Department head Michael Stout led the breakout session for the Department of Entomology. This session started their conversation by discussing how college recruiters have had a strong presence statewide in Louisiana, and, in turn, this has increased the involvement of alumni. The Department of Entomology is working on reorganizing its curriculum and creating an entomology undergraduate degree program. The department is currently raising awareness and trying to attract potential students.

When asked if the LSU AgCenter and Department of Entomology were responsive enough to Louisiana's research needs, the stakeholders felt that they stayed on top of issues as they arose and were actively working on improvements and solutions for the department.

Interim director Allen Rutherford led the School of Nutrition and Food Sciences breakout session. One stakeholder expressed how, despite the negative impacts of COVID-19, he sees a lot of potential in the forced pivot to a virtual space — claiming that in higher education they often see second-rate remote access to degree programs. The school should use this as a strength to help further reach people who might not be able to relocate or have restrictions that cause them not to be physically onsite. Additionally, this could potentially help with dietetic internships.

Another stakeholder expressed how the School of Nutrition & Food Sciences was much smaller when she was an LSU student. The school has evolved and requested support in developing a student dietetic association.

Stakeholders expressed concern over how to best equip students in the area of food safety, as there have been a lot of industry recalls over the last few years. While LSU does have a laboratory course on food safety, they expressed interest in growing this course at the graduate level.

Don La Bonte led discussion for the School of Plant, Environmental & Soil Sciences. Several courses have been added as core science courses, which has boosted the enrollment in their classes. The school is focusing on adding and redesigning several of their concentrations. The school’s new medicinal plants program has gained momentum. The school would like to continue to boost momentum in enrollment in the program. The school has also started a new introduction to crop production course.

Michael Kaller, professor and coordinator of undergraduate programs led the breakout session for the School of Renewable Natural Resources. He shared that watershed sciences will be an additional concentration offered. This will be the 10th concentration offered by the school. Wildlife ecology is currently the largest concentration, drawing attraction from pre-veterinary medicine students, as well as students interested in wildlife conservation and management.

While the wildlife ecology major continues to grow, some of the other concentrations offered by the school are declining in enrollment numbers. Kaller feels that this is because more students focus on the wildlife ecology concentration and not the other concentrations offered by the School of Renewable Natural Resources. Kaller noted that there had been an increase in the diversity of the students entering the school, especially with students coming from diverse backgrounds, including a large increase in students from urban areas.

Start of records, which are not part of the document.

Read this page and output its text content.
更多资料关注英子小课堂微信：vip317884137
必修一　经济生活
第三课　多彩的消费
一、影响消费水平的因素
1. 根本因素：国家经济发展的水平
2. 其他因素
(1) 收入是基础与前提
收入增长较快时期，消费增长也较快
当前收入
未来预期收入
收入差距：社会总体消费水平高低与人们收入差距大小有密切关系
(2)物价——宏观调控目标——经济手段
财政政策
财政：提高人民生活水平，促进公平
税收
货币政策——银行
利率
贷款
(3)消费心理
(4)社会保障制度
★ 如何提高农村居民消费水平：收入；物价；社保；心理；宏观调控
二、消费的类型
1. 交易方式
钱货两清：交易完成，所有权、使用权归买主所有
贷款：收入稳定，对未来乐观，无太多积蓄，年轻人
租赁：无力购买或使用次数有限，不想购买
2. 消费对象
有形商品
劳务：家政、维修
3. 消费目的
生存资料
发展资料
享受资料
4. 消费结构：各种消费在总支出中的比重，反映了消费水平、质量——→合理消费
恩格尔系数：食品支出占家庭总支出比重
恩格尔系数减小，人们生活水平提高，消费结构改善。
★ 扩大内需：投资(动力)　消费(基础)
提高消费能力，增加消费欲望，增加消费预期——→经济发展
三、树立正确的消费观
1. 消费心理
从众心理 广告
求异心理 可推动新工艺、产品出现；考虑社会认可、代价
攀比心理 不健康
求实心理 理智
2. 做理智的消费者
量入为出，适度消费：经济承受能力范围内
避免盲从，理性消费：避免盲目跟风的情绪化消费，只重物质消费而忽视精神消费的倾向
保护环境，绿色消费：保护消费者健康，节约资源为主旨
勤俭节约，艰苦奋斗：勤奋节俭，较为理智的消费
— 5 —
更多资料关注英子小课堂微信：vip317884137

At the end of the breakout room session, attendees were brought back to the main session. Richardson concluded the event and gave stakeholders a summary of the next steps in the strategic planning process.

As the college moves forward, the feedback provided by our stakeholder groups will be essential to planning efforts. The college hopes to make the stakeholder event an annual program to share updates on the college's progress and continue to use the feedback of our key stakeholders as drivers to help us go beyond the goals set in the strategic plan.